Modeling The Spread of An Infectious Disease
A compartmental model simulates the spread of an infection through a host population that is divided into mutually exclusive compartments based on their infection status: e.g., Susceptible, Exposed, Infectious, Recovered, Vaccinated. Different types of compartmental models can be constructed, e.g., SI, SIS, SIR, SEIR, SIRV. Which compartments to include in the model depends upon the characteristics of the host-pathogen system being modeled and the purpose of the model.
The Susceptible-Infectious-Recovered model is also referred to as the SIR model – this is one of the most basic compartmental models of disease spread.
bl.ocks.org ›
Mechanistic Representation of Disease Spread
SIR and other compartmental models include explicit hypotheses of the biological mechanisms that drive infection dynamics and are therefore categorized as mechanistic models.
For example, the SIR model assumes a closed host population (fixed population size: no births, no deaths, no immigration, no emigration). Infection does not cause mortality and recovered individuals have lifelong immunity. Mixing in the population is homogeneous, i.e. all individuals in the population are assumed to have an equal probability of coming in contact with one another.

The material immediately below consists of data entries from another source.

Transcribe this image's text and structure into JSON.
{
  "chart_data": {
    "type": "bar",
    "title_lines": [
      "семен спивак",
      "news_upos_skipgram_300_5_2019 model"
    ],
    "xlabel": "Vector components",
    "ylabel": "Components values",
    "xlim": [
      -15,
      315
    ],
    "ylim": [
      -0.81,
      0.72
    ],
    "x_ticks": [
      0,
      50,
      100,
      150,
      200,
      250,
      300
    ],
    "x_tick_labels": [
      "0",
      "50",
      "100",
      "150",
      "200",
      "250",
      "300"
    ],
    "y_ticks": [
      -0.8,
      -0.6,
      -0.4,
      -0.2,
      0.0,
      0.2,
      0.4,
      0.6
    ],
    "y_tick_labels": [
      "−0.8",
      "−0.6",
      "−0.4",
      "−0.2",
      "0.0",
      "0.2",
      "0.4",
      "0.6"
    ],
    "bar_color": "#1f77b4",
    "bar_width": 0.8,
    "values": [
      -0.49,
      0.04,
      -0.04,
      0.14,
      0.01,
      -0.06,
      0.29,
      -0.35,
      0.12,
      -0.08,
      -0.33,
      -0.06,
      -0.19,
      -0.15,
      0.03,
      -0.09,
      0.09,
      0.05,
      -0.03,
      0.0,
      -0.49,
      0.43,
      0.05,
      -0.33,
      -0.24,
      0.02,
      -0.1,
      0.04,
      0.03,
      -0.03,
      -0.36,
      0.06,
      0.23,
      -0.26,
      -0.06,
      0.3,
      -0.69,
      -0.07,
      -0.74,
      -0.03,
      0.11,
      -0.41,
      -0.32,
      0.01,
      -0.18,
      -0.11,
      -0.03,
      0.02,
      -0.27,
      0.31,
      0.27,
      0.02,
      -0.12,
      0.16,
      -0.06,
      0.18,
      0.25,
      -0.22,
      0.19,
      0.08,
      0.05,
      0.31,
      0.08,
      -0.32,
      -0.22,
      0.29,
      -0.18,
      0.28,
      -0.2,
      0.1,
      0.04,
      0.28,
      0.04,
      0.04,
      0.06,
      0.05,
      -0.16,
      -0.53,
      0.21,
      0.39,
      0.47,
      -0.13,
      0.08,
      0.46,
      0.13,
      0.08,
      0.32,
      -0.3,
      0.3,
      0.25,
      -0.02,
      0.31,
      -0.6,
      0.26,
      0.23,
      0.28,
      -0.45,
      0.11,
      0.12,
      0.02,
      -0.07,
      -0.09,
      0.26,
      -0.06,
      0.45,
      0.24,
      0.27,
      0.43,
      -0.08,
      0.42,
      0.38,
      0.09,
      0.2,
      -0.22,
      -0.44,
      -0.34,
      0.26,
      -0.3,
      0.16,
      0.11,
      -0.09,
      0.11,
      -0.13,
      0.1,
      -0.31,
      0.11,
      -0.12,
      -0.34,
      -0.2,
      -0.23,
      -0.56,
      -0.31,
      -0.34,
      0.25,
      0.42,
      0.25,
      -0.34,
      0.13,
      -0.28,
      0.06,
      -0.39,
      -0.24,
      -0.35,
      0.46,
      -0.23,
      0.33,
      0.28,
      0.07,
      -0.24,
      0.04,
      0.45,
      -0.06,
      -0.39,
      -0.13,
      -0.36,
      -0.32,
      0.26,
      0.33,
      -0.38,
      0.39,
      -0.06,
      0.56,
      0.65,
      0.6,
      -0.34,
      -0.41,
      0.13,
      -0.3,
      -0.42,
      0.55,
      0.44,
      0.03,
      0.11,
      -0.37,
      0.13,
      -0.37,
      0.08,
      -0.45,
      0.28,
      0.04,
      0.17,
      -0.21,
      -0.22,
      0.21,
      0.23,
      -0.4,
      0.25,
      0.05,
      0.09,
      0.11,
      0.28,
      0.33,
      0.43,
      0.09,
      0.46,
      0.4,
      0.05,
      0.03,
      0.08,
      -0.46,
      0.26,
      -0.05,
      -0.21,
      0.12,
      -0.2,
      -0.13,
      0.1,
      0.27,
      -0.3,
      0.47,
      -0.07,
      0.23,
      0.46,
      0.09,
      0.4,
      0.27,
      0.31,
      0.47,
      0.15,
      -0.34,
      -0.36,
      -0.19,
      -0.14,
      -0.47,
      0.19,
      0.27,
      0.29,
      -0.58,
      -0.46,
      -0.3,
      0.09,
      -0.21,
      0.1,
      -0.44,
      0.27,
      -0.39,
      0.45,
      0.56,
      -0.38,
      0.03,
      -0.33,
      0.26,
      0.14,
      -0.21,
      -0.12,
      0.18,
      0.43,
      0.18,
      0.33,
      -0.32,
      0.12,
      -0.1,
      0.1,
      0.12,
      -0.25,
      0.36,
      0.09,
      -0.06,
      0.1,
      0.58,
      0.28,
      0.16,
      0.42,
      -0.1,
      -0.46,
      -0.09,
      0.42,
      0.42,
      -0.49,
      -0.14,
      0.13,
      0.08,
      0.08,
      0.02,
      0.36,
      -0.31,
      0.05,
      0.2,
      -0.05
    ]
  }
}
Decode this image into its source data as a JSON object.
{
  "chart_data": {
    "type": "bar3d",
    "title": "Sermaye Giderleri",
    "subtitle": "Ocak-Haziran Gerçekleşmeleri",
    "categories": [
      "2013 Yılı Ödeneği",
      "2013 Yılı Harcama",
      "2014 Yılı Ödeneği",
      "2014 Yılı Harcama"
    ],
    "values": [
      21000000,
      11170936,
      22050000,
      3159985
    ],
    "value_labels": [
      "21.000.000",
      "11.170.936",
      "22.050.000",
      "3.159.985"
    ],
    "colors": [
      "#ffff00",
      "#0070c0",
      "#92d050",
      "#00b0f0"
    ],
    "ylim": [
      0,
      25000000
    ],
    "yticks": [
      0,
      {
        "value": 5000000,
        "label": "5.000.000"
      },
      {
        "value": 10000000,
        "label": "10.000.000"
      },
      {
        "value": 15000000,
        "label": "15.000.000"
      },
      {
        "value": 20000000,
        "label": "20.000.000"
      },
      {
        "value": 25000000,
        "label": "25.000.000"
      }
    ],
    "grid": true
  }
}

The hosts are categorized based on their infection status: Susceptibles have had no exposure to the infection, Infectious are currently infected and are able to transmit the infection to susceptibles, and Recovereds have experienced the infection in the past and are currently immune.
Transmission of infection occurs when an infectious host comes in contact with a susceptible host. The susceptible host is then ‘infected’ and transfers to the infectious compartment. The infected host is assumed to be instantly infectious (i.e. able to pass on the infection to a susceptible individual) and remains in the infectious compartment for a period of time before progressing to the recovered (and non-infectious) compartment.
A system of ordinary differential equations represents the dynamic disease spread process. These equations are used to determine the number of hosts in each compartment at time t + 1 based on the number of hosts in each compartment at time t.
dS/dt = – βSI/N ……………………….. (1)
dI/dt = βSI/N – γI ……………………….. (2)
dR/dt = γI ……………………….. (3)
Here, S, I, and R represent the proportion of hosts in the susceptible, infectious, and recovered compartments, respectively. The population size, N, is fixed (S + I + R = N). The main focus in a SIR compartmental model is on the transfer between the three compartments. Two parameters determine the transition of hosts between the three compartments: transmission coefficient, β (also called transmission rate or effective contact rate), and recovery rate, γ.
Transmission Coefficient
β: The average rate at which an infected individual can infect a susceptible individual. It is the product of the contact rate (number of contacts with other individuals in the population per unit time) and the probability of transmission given a contact. Thus, β is a function of the transmissibility of the infection as well as the average number of contacts per individual host.
Note: Direct measurement of β is impossible for most infections, so its value is estimated after determining the force of infection(see next unit), which can be deduced directly or indirectly from epidemiological data ○.
Recovery Rate
γ: The average rate at which infected individuals recover from infection. This is the inverse of the infectious period (1/infectious period) or the average duration a host remains infected (and infectious). For example, measles has an infectious period of 8 days, so the recovery rate is calculated as 1/8 or 0.125/day.
The ratio of these two parameters, β/ γ, is known as the basic reproduction number or R0 (R nought).